Innanzitutto, con il passaggio – completato nel 2018 – verso un sistema di finanziamento della politica esclusivamente privato, la competizione per le risorse disponibili sarà ancora più accesa. Prevarranno insomma i partiti in grado di attrarre donazioni da aziende e individui in grado di elargire cifre rilevanti.

Lo scenario partitico italiano vive inoltre una fase incerta: il bipolarismo a cui aspirava la politica italiana si è velocemente frantumato, lasciando sul campo una miriade di partiti e partitini, tutti alla ricerca di fondi e risorse per competere alle elezioni.

In uno scenario così competitivo, è ancor più evidente come le tante incertezze legate alle nuove regole di trasparenza del finanziamento alla politica e l’assenza di una regolamentazione delle attività di lobbying pesino come un macigno sul sistema di integrità del nostro Paese.

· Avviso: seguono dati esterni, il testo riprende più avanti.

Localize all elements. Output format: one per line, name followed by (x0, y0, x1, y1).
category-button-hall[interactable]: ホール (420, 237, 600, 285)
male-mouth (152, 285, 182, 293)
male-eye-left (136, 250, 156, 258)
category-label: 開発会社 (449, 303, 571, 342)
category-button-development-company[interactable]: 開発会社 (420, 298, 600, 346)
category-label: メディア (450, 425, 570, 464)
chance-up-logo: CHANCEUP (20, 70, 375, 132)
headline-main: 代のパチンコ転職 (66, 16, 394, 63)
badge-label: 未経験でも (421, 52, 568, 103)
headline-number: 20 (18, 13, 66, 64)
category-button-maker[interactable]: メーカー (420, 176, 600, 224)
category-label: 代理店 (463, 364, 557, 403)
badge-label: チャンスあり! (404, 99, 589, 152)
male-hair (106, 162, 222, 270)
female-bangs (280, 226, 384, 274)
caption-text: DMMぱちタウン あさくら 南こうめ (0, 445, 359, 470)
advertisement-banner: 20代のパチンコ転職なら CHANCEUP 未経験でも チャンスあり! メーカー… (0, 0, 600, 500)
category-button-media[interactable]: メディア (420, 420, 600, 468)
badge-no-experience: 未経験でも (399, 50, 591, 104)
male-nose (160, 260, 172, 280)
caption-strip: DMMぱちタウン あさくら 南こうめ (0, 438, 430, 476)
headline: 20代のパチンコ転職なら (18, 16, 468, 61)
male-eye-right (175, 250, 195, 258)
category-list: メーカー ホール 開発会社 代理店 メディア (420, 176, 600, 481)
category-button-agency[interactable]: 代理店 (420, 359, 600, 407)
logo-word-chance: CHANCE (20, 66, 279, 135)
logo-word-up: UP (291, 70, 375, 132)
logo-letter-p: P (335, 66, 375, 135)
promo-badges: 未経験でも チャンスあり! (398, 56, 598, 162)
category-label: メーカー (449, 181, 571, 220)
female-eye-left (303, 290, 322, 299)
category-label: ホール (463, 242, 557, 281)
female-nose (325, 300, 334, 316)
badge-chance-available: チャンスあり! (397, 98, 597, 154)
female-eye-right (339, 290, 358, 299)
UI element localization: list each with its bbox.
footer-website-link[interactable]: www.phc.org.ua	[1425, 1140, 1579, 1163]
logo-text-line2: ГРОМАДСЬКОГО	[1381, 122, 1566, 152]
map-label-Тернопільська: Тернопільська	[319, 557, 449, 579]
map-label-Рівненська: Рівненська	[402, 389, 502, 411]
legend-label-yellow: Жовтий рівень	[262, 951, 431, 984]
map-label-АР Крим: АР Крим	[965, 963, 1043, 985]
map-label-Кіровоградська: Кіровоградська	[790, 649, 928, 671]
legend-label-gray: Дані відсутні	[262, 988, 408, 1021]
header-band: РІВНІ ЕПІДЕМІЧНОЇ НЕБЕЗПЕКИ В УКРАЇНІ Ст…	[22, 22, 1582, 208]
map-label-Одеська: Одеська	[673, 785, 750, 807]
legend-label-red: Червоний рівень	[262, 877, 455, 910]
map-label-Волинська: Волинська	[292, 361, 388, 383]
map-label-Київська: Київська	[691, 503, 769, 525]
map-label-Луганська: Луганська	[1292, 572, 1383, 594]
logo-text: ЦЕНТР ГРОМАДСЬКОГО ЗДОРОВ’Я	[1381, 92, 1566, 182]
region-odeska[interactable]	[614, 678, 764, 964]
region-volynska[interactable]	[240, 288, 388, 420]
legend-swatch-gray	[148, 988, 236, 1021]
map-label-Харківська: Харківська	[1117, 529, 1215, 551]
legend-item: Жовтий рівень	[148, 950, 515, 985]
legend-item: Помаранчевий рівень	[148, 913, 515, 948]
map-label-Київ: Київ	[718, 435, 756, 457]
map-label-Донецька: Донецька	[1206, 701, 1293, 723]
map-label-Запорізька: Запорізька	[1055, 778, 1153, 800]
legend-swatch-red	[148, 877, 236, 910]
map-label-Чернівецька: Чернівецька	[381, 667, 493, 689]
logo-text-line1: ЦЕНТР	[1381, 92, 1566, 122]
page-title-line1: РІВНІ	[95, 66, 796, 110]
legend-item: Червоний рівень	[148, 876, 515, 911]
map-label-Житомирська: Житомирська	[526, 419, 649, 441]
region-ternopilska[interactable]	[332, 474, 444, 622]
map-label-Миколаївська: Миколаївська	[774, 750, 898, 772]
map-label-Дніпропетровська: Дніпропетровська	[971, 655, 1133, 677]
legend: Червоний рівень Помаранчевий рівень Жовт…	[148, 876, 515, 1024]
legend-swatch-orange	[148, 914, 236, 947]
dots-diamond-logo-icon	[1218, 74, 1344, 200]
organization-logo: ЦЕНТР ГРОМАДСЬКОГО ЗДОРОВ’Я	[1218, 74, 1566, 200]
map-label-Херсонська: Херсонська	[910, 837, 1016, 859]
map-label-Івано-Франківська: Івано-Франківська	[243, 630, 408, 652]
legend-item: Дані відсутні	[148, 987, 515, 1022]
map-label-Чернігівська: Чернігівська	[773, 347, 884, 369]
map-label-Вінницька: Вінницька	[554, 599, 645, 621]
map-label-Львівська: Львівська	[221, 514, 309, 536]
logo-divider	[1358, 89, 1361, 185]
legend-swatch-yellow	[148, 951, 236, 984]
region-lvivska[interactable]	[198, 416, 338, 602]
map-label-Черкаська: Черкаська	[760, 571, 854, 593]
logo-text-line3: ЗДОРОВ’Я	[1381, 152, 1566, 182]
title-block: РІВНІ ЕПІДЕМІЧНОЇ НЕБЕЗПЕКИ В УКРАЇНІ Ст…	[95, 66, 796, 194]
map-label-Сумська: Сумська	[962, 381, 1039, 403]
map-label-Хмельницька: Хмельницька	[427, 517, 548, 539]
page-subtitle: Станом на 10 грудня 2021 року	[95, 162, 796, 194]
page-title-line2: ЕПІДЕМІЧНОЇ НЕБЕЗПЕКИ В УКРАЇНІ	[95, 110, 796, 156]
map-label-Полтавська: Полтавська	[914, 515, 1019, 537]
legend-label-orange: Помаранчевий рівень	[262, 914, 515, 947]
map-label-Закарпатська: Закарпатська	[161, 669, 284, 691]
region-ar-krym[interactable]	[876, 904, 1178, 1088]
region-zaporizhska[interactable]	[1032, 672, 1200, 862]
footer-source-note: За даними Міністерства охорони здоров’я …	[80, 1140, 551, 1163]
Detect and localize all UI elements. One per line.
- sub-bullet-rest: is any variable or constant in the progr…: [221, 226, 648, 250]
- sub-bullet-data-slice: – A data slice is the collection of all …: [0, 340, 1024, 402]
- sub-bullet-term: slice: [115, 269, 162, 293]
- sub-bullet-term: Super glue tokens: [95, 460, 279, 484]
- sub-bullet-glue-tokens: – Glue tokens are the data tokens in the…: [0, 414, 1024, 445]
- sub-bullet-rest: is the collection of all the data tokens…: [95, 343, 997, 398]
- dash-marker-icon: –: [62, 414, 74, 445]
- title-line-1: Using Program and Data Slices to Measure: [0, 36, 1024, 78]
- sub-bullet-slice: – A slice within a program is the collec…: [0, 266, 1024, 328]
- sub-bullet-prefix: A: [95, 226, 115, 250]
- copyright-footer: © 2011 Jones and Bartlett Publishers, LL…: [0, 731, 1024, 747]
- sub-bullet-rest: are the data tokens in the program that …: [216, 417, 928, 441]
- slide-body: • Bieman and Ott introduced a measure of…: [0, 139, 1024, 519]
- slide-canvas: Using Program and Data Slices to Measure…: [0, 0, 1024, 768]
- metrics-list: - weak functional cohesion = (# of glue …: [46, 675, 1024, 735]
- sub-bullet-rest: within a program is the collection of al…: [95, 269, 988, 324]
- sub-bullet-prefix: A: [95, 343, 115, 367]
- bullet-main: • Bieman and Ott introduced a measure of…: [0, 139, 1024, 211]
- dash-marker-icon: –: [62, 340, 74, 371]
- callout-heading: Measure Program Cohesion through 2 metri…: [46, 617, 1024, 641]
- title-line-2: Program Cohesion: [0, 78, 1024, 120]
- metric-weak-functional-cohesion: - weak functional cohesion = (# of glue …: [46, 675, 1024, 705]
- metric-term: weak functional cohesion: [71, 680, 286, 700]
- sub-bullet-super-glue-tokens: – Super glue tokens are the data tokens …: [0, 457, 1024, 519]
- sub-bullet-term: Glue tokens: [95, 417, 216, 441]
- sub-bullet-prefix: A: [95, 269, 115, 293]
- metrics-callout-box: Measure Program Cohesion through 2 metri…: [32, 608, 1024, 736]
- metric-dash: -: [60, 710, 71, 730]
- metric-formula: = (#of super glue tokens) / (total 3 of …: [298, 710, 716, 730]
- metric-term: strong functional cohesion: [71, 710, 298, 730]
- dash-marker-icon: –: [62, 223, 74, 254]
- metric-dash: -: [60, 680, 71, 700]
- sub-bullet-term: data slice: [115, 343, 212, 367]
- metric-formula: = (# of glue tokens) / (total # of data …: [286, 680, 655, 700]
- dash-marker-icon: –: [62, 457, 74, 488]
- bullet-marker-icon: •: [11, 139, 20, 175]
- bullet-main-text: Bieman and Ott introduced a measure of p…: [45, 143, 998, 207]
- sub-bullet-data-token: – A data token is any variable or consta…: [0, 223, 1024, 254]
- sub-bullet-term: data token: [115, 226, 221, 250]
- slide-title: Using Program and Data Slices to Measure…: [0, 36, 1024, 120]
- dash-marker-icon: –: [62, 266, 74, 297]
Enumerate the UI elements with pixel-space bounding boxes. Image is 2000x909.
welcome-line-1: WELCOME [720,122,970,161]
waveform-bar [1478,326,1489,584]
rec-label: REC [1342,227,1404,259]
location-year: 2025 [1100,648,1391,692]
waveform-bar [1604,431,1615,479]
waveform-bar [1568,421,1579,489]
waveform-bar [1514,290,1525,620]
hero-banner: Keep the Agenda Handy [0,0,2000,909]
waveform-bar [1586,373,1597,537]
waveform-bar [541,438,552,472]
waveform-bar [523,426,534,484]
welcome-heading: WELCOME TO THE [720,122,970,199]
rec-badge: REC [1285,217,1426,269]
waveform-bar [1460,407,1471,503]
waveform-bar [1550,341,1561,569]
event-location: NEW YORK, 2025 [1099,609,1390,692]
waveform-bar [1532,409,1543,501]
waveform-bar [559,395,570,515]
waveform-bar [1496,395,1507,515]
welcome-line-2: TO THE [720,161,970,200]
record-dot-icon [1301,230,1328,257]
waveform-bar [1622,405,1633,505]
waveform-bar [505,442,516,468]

“Qualora dovesse vincere il fronte del “SÌ”, il possibile rischio è che per attirare nuove e importanti donazioni i candidati siano maggiormente disposti a farsi portavoce dei propri finanziatori, più che del proprio elettorato – ha dichiarato Davide Del Monte, direttore esecutivo di Transparency International Italia – ci auguriamo dunque che se la riforma fosse confermata dagli elettori, Governo e Parlamento prendano in seria considerazione la necessità di ripensare in maniera integrale le regole che dettano la competizione elettorale”.